Dodd-Frank, like the complex and interrelated financial system it regulates, does not have a simple, identifiable core. There is no one main thing Dodd-Frank does or stops. Instead, Dodd-Frank reins in the hugely diverse, interconnected financial world ― banks, hedge funds, mortgage originators, insurance companies, debt collectors, payday lenders ― by creating dozens and dozens of new rules, processes and organizations. The CHOICE Act rips almost every bit of this away. If Dodd-Frank is the ecosystem of a wooded hillside and gentle stream, the CHOICE Act is mountaintop removal mining.

From the very inception of Dodd-Frank, the political right has seized on the law as onerous and harmful to economic growth. Gutting the law would be a substantial “win” for Republicans in their minds, particularly when they can paint their actions as helping small banks.

But the bill undeniably allows riskier bets from banks and restrains the ability of regulators to monitor Wall Street. The legislation certainly would make it easier on small-town banks to lend more of their money, but the measure is wrapped in so many other sops to the financial industry that it’s unlikely to go anywhere in the Senate, where it’s subject to 60 votes to pass. Even the Trump administration gave a less than full-throated endorsements of the legislation in a statement, saying the administration “looks forward to working with the Senate on arriving at a final piece of legislation.”
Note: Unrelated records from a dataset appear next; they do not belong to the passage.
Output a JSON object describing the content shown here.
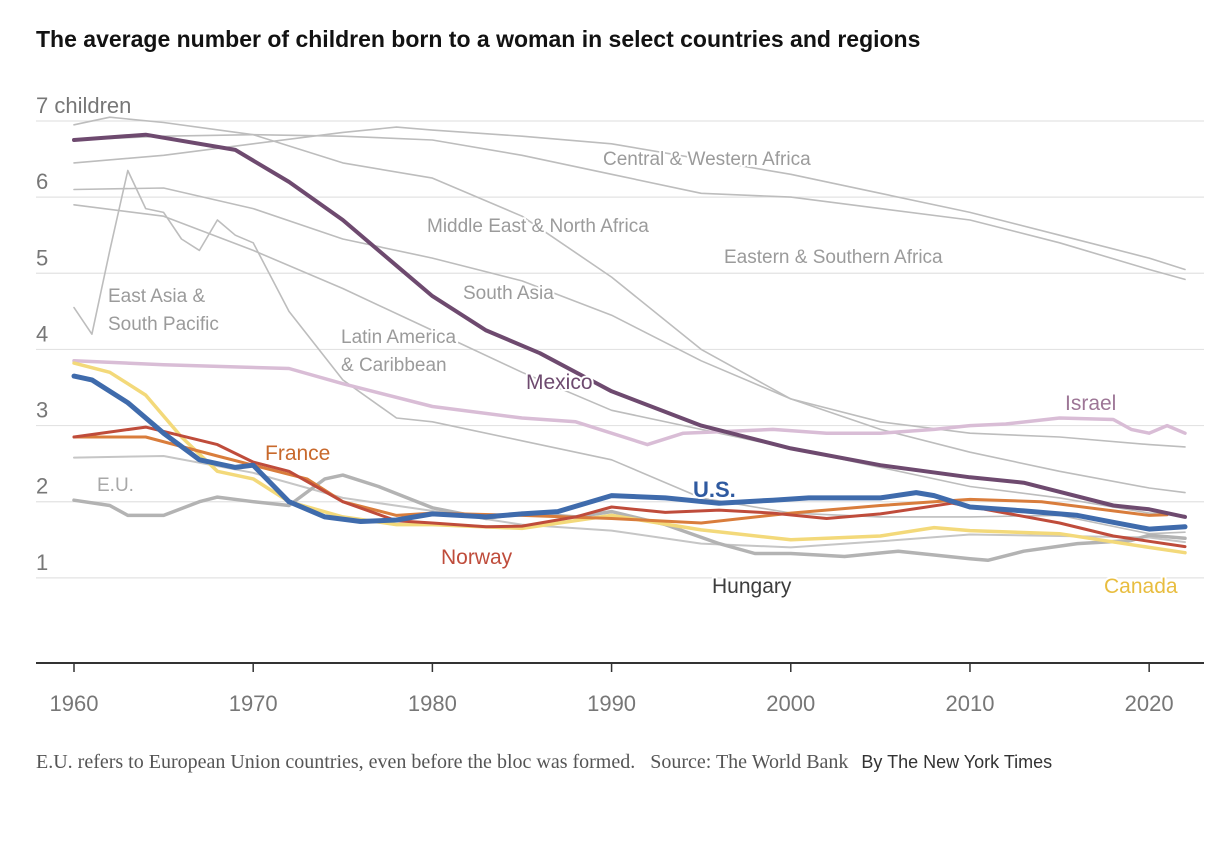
{
  "title": "The average number of children born to a woman in select countries and regions",
  "footnote": {
    "note": "E.U. refers to European Union countries, even before the bloc was formed.",
    "source": "Source: The World Bank",
    "byline": "By The New York Times"
  },
  "chart_data": {
    "type": "line",
    "title": "The average number of children born to a woman in select countries and regions",
    "xlabel": "",
    "ylabel": "children",
    "xlim": [
      1960,
      2022
    ],
    "ylim": [
      0,
      7
    ],
    "grid": true,
    "y_unit_label": "7 children",
    "x_ticks": [
      1960,
      1970,
      1980,
      1990,
      2000,
      2010,
      2020
    ],
    "y_ticks": [
      1,
      2,
      3,
      4,
      5,
      6,
      7
    ],
    "series": [
      {
        "name": "Central & Western Africa",
        "color": "#bdbdbd",
        "label_color": "#9b9b9b",
        "x": [
          1960,
          1965,
          1970,
          1975,
          1978,
          1980,
          1985,
          1990,
          1995,
          2000,
          2005,
          2010,
          2015,
          2020,
          2022
        ],
        "y": [
          6.45,
          6.55,
          6.7,
          6.85,
          6.92,
          6.88,
          6.8,
          6.7,
          6.5,
          6.3,
          6.05,
          5.8,
          5.5,
          5.2,
          5.05
        ]
      },
      {
        "name": "Eastern & Southern Africa",
        "color": "#bdbdbd",
        "label_color": "#9b9b9b",
        "x": [
          1960,
          1965,
          1970,
          1975,
          1980,
          1985,
          1990,
          1995,
          2000,
          2005,
          2010,
          2015,
          2020,
          2022
        ],
        "y": [
          6.75,
          6.8,
          6.82,
          6.8,
          6.75,
          6.55,
          6.3,
          6.05,
          6.0,
          5.85,
          5.7,
          5.4,
          5.05,
          4.92
        ]
      },
      {
        "name": "Middle East & North Africa",
        "color": "#bdbdbd",
        "label_color": "#9b9b9b",
        "x": [
          1960,
          1962,
          1965,
          1970,
          1975,
          1980,
          1985,
          1990,
          1995,
          2000,
          2005,
          2010,
          2015,
          2020,
          2022
        ],
        "y": [
          6.95,
          7.05,
          6.98,
          6.82,
          6.45,
          6.25,
          5.75,
          4.95,
          4.0,
          3.35,
          3.05,
          2.9,
          2.85,
          2.75,
          2.72
        ]
      },
      {
        "name": "South Asia",
        "color": "#bdbdbd",
        "label_color": "#9b9b9b",
        "x": [
          1960,
          1965,
          1970,
          1975,
          1980,
          1985,
          1990,
          1995,
          2000,
          2005,
          2010,
          2015,
          2020,
          2022
        ],
        "y": [
          6.1,
          6.12,
          5.85,
          5.45,
          5.2,
          4.9,
          4.45,
          3.85,
          3.35,
          2.95,
          2.65,
          2.4,
          2.18,
          2.12
        ]
      },
      {
        "name": "East Asia & South Pacific",
        "color": "#bdbdbd",
        "label_color": "#9b9b9b",
        "x": [
          1960,
          1961,
          1962,
          1963,
          1964,
          1965,
          1966,
          1967,
          1968,
          1969,
          1970,
          1972,
          1975,
          1978,
          1980,
          1985,
          1990,
          1995,
          2000,
          2005,
          2010,
          2015,
          2020,
          2022
        ],
        "y": [
          4.55,
          4.2,
          5.3,
          6.35,
          5.85,
          5.8,
          5.45,
          5.3,
          5.7,
          5.5,
          5.4,
          4.5,
          3.6,
          3.1,
          3.05,
          2.8,
          2.55,
          2.05,
          1.85,
          1.8,
          1.8,
          1.82,
          1.58,
          1.6
        ]
      },
      {
        "name": "Latin America & Caribbean",
        "color": "#bdbdbd",
        "label_color": "#9b9b9b",
        "x": [
          1960,
          1965,
          1970,
          1975,
          1980,
          1985,
          1990,
          1995,
          2000,
          2005,
          2010,
          2015,
          2020,
          2022
        ],
        "y": [
          5.9,
          5.75,
          5.3,
          4.8,
          4.25,
          3.7,
          3.2,
          2.95,
          2.7,
          2.45,
          2.2,
          2.05,
          1.85,
          1.82
        ]
      },
      {
        "name": "Mexico",
        "color": "#6e4a6f",
        "label_color": "#6e4a6f",
        "emphasis": true,
        "x": [
          1960,
          1964,
          1969,
          1972,
          1975,
          1978,
          1980,
          1983,
          1986,
          1990,
          1995,
          2000,
          2005,
          2010,
          2013,
          2018,
          2020,
          2022
        ],
        "y": [
          6.75,
          6.82,
          6.62,
          6.2,
          5.7,
          5.1,
          4.7,
          4.25,
          3.95,
          3.45,
          3.0,
          2.7,
          2.48,
          2.32,
          2.25,
          1.95,
          1.9,
          1.8
        ]
      },
      {
        "name": "Israel",
        "color": "#d9bdd6",
        "label_color": "#9d7696",
        "x": [
          1960,
          1965,
          1972,
          1975,
          1980,
          1985,
          1988,
          1992,
          1994,
          1996,
          1999,
          2002,
          2005,
          2008,
          2010,
          2012,
          2015,
          2018,
          2019,
          2020,
          2021,
          2022
        ],
        "y": [
          3.85,
          3.8,
          3.75,
          3.55,
          3.25,
          3.1,
          3.05,
          2.75,
          2.9,
          2.92,
          2.95,
          2.9,
          2.9,
          2.95,
          3.0,
          3.02,
          3.1,
          3.08,
          2.95,
          2.9,
          3.0,
          2.9
        ]
      },
      {
        "name": "U.S.",
        "color": "#3f6bac",
        "label_color": "#2f5aa0",
        "emphasis": true,
        "x": [
          1960,
          1961,
          1963,
          1965,
          1967,
          1969,
          1970,
          1972,
          1974,
          1976,
          1978,
          1980,
          1983,
          1985,
          1987,
          1990,
          1993,
          1996,
          1999,
          2001,
          2003,
          2005,
          2007,
          2008,
          2010,
          2013,
          2016,
          2018,
          2020,
          2022
        ],
        "y": [
          3.65,
          3.6,
          3.3,
          2.9,
          2.55,
          2.45,
          2.48,
          2.0,
          1.8,
          1.74,
          1.76,
          1.84,
          1.8,
          1.84,
          1.87,
          2.08,
          2.05,
          1.98,
          2.02,
          2.05,
          2.05,
          2.05,
          2.12,
          2.08,
          1.93,
          1.88,
          1.82,
          1.73,
          1.64,
          1.67
        ]
      },
      {
        "name": "France",
        "color": "#d97d3c",
        "label_color": "#c8692c",
        "x": [
          1960,
          1964,
          1968,
          1970,
          1973,
          1975,
          1978,
          1980,
          1985,
          1990,
          1995,
          2000,
          2005,
          2008,
          2010,
          2014,
          2018,
          2020,
          2021
        ],
        "y": [
          2.85,
          2.85,
          2.6,
          2.48,
          2.3,
          2.0,
          1.82,
          1.85,
          1.82,
          1.78,
          1.72,
          1.85,
          1.95,
          2.0,
          2.03,
          2.0,
          1.88,
          1.82,
          1.83
        ]
      },
      {
        "name": "Norway",
        "color": "#bf4c3b",
        "label_color": "#bf4c3b",
        "x": [
          1960,
          1964,
          1968,
          1970,
          1972,
          1975,
          1978,
          1980,
          1983,
          1985,
          1988,
          1990,
          1993,
          1996,
          1999,
          2002,
          2005,
          2009,
          2012,
          2015,
          2018,
          2020,
          2022
        ],
        "y": [
          2.85,
          2.98,
          2.75,
          2.52,
          2.4,
          2.0,
          1.75,
          1.72,
          1.67,
          1.68,
          1.8,
          1.93,
          1.86,
          1.89,
          1.85,
          1.78,
          1.84,
          1.98,
          1.85,
          1.72,
          1.55,
          1.48,
          1.41
        ]
      },
      {
        "name": "Canada",
        "color": "#f3d97a",
        "label_color": "#e8bd3f",
        "x": [
          1960,
          1962,
          1964,
          1966,
          1968,
          1970,
          1972,
          1975,
          1978,
          1980,
          1985,
          1990,
          1995,
          2000,
          2005,
          2008,
          2010,
          2015,
          2020,
          2022
        ],
        "y": [
          3.82,
          3.7,
          3.4,
          2.85,
          2.4,
          2.3,
          2.0,
          1.8,
          1.7,
          1.7,
          1.65,
          1.82,
          1.63,
          1.5,
          1.55,
          1.66,
          1.62,
          1.58,
          1.4,
          1.33
        ]
      },
      {
        "name": "E.U.",
        "color": "#c6c6c6",
        "label_color": "#a8a8a8",
        "x": [
          1960,
          1965,
          1970,
          1975,
          1980,
          1985,
          1990,
          1995,
          2000,
          2005,
          2010,
          2015,
          2020,
          2022
        ],
        "y": [
          2.58,
          2.6,
          2.38,
          2.05,
          1.88,
          1.7,
          1.62,
          1.45,
          1.4,
          1.48,
          1.57,
          1.55,
          1.53,
          1.47
        ]
      },
      {
        "name": "Hungary",
        "color": "#b3b3b3",
        "label_color": "#3d3d3d",
        "x": [
          1960,
          1962,
          1963,
          1965,
          1967,
          1968,
          1970,
          1972,
          1974,
          1975,
          1977,
          1980,
          1983,
          1985,
          1988,
          1990,
          1993,
          1996,
          1998,
          2000,
          2003,
          2006,
          2010,
          2011,
          2013,
          2016,
          2019,
          2020,
          2022
        ],
        "y": [
          2.02,
          1.95,
          1.82,
          1.82,
          2.0,
          2.06,
          2.0,
          1.95,
          2.3,
          2.35,
          2.2,
          1.92,
          1.78,
          1.85,
          1.8,
          1.87,
          1.7,
          1.45,
          1.32,
          1.32,
          1.28,
          1.35,
          1.25,
          1.23,
          1.35,
          1.45,
          1.49,
          1.56,
          1.52
        ]
      }
    ]
  }
}
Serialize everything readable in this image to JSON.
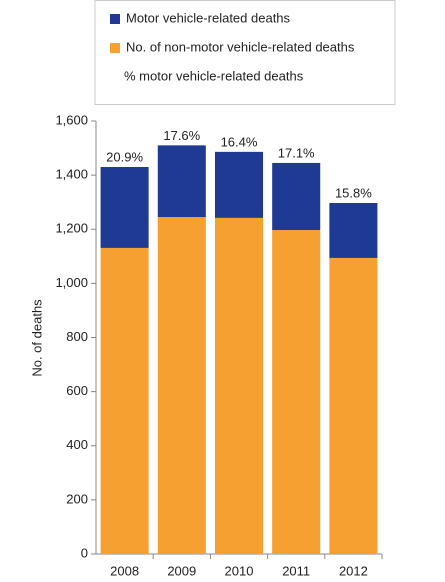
{
  "chart_data": {
    "type": "stacked-bar",
    "y_label": "No. of deaths",
    "categories": [
      "2008",
      "2009",
      "2010",
      "2011",
      "2012"
    ],
    "series": [
      {
        "name": "Motor vehicle-related deaths",
        "color": "#1f3a93",
        "values": [
          299,
          265,
          244,
          248,
          203
        ]
      },
      {
        "name": "No. of non-motor vehicle-related deaths",
        "color": "#f5a031",
        "values": [
          1131,
          1245,
          1242,
          1197,
          1094
        ]
      },
      {
        "name": "% motor vehicle-related deaths",
        "values": [
          20.9,
          17.6,
          16.4,
          17.1,
          15.8
        ],
        "value_labels": [
          "20.9%",
          "17.6%",
          "16.4%",
          "17.1%",
          "15.8%"
        ]
      }
    ],
    "ylim": [
      0,
      1600
    ],
    "yticks": [
      0,
      200,
      400,
      600,
      800,
      {
        "value": 1000,
        "label": "1,000"
      },
      {
        "value": 1200,
        "label": "1,200"
      },
      {
        "value": 1400,
        "label": "1,400"
      },
      {
        "value": 1600,
        "label": "1,600"
      }
    ]
  }
}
Still, the prospect of passing a bill ― any bill ― that Republicans like and Democrats hate was enough to thrill GOP lawmakers. Amid all the news about Russia and Comey on Thursday, Republicans set up a “media row” in one of the House office buildings so members could play up their action on Dodd-Frank and try to muddle headlines about the president potentially obstructing justice. And as absurd as that plan may sound, it, in part, seemed to work.